Calibrate_COPD_Prevalence.Rmd
This document outlines the calibration process undertaken to align the model’s outputs with U.S.-based validation targets for COPD prevalence, using NHANES data in which COPD was defined according to the Lower Limit of Normal (LLN) definition. The calibration was conducted over a 25-year simulation time horizon.
Validation Reference:
Tilert et al. 2013 (DOI: 10.1186/1465-9921-14-103)

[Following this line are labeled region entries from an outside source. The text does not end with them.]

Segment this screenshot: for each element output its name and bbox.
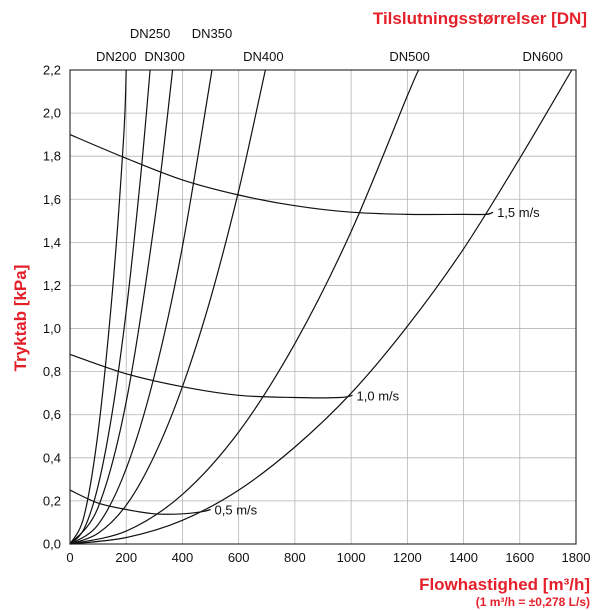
x-tick-label: 0 [66,550,73,565]
x-axis-note: (1 m³/h = ±0,278 L/s) [476,595,590,609]
dn-label: DN200 [96,49,136,64]
dn-label: DN350 [192,26,232,41]
y-tick-label: 1,0 [43,321,61,336]
series-line-dn500 [69,69,420,545]
series-line-1-5-m-s [69,134,494,216]
velocity-label: 1,0 m/s [357,388,400,403]
y-tick-label: 0,2 [43,493,61,508]
series-line-dn400 [69,69,266,545]
y-tick-label: 2,2 [43,63,61,78]
y-tick-label: 2,0 [43,106,61,121]
plot-frame [69,69,577,545]
y-tick-label: 0,4 [43,450,61,465]
x-tick-label: 800 [284,550,306,565]
y-axis-label: Tryktab [kPa] [11,265,30,372]
velocity-label: 1,5 m/s [497,205,540,220]
dn-label: DN400 [243,49,283,64]
x-tick-label: 600 [228,550,250,565]
y-tick-label: 0,6 [43,407,61,422]
y-tick-label: 1,6 [43,192,61,207]
x-axis-label: Flowhastighed [m³/h] [419,575,590,594]
y-tick-label: 1,2 [43,278,61,293]
y-tick-label: 0,0 [43,537,61,552]
y-tick-label: 0,8 [43,364,61,379]
series-line-dn300 [69,69,174,545]
series-line-dn200 [69,69,127,545]
x-tick-label: 200 [115,550,137,565]
chart-title: Tilslutningsstørrelser [DN] [373,9,587,28]
y-tick-label: 1,8 [43,149,61,164]
x-tick-label: 1200 [393,550,422,565]
dn-label: DN300 [144,49,184,64]
x-tick-label: 1400 [449,550,478,565]
velocity-label: 0,5 m/s [215,503,258,518]
series-line-0-5-m-s [69,489,211,515]
dn-label: DN500 [389,49,429,64]
dn-label: DN600 [523,49,563,64]
x-tick-label: 1800 [562,550,591,565]
dn-labels: DN250 DN350 DN200 DN300 DN400 DN500 DN600 [96,26,563,64]
velocity-labels: 1,5 m/s 1,0 m/s 0,5 m/s [215,205,541,517]
dn-label: DN250 [130,26,170,41]
chart-curves [69,69,573,545]
series-line-dn350 [69,69,213,545]
y-tick-label: 1,4 [43,235,61,250]
x-tick-label: 1600 [505,550,534,565]
chart-ticks: 0 200 400 600 800 1000 1200 1400 1600 1800 0,0 0,2 0… [43,63,591,566]
chart-grid [69,69,577,545]
series-line-1-0-m-s [69,353,353,399]
x-tick-label: 400 [172,550,194,565]
series-line-dn250 [69,69,151,545]
x-tick-label: 1000 [337,550,366,565]
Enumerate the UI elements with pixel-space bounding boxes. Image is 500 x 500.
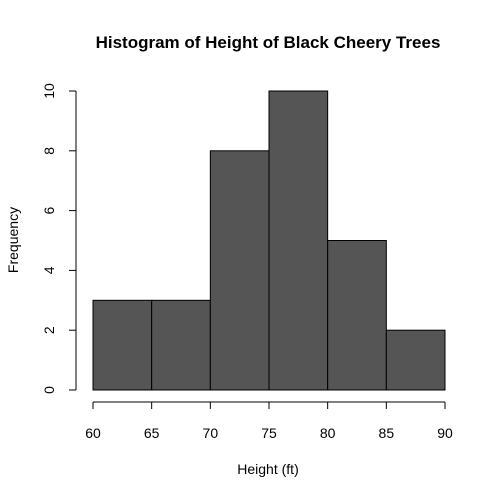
x-axis-label: Height (ft): [237, 461, 298, 477]
y-axis: 0 2 4 6 8 10: [41, 83, 77, 394]
histogram-bar-4: [327, 240, 387, 391]
x-tick-label-6: 90: [437, 425, 453, 441]
x-tick-label-1: 65: [144, 425, 160, 441]
y-tick-label-5: 10: [41, 83, 57, 99]
x-tick-label-3: 75: [261, 425, 277, 441]
y-tick-label-2: 4: [41, 266, 57, 274]
y-tick-label-3: 6: [41, 206, 57, 214]
y-tick-label-0: 0: [41, 386, 57, 394]
bars-layer: [92, 90, 446, 391]
x-tick-label-4: 80: [320, 425, 336, 441]
histogram-bar-0: [92, 299, 153, 391]
histogram-bar-3: [268, 90, 329, 391]
y-axis-label: Frequency: [5, 207, 21, 273]
x-axis: 60 65 70 75 80 85 90: [85, 401, 453, 441]
chart-title: Histogram of Height of Black Cheery Tree…: [96, 33, 441, 52]
histogram-bar-5: [385, 329, 446, 391]
histogram-bar-1: [151, 299, 211, 391]
x-tick-label-0: 60: [85, 425, 101, 441]
y-tick-label-4: 8: [41, 147, 57, 155]
x-tick-label-5: 85: [379, 425, 395, 441]
x-tick-label-2: 70: [203, 425, 219, 441]
histogram-bar-2: [209, 150, 270, 391]
y-tick-label-1: 2: [41, 326, 57, 334]
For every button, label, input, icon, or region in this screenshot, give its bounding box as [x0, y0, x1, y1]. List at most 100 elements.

Validation Target (Age-Specific Prevalence):
- 40–59 years: 8.1%
- 60–79 years: 14.4%
Validation Target (Sex-Specific Prevalence):
- Males: 12.0%
- Females: 8.6%
It is important to note that the EPIC model simulates individuals aged 40 and older, including those ≥80 years, whereas Tilert et al. 2013 included only individuals aged 40–79.
Given this limitation, the calibration emphasized preserving the sex-specific prevalence ratio observed in Tilert et al. 2013 (1.4:1; 12.0% males vs. 8.6% females) as the validation target. The model was deemed adequately calibrated if this ratio was maintained, even if absolute prevalence values by sex differed slightly due to inclusion of older age groups.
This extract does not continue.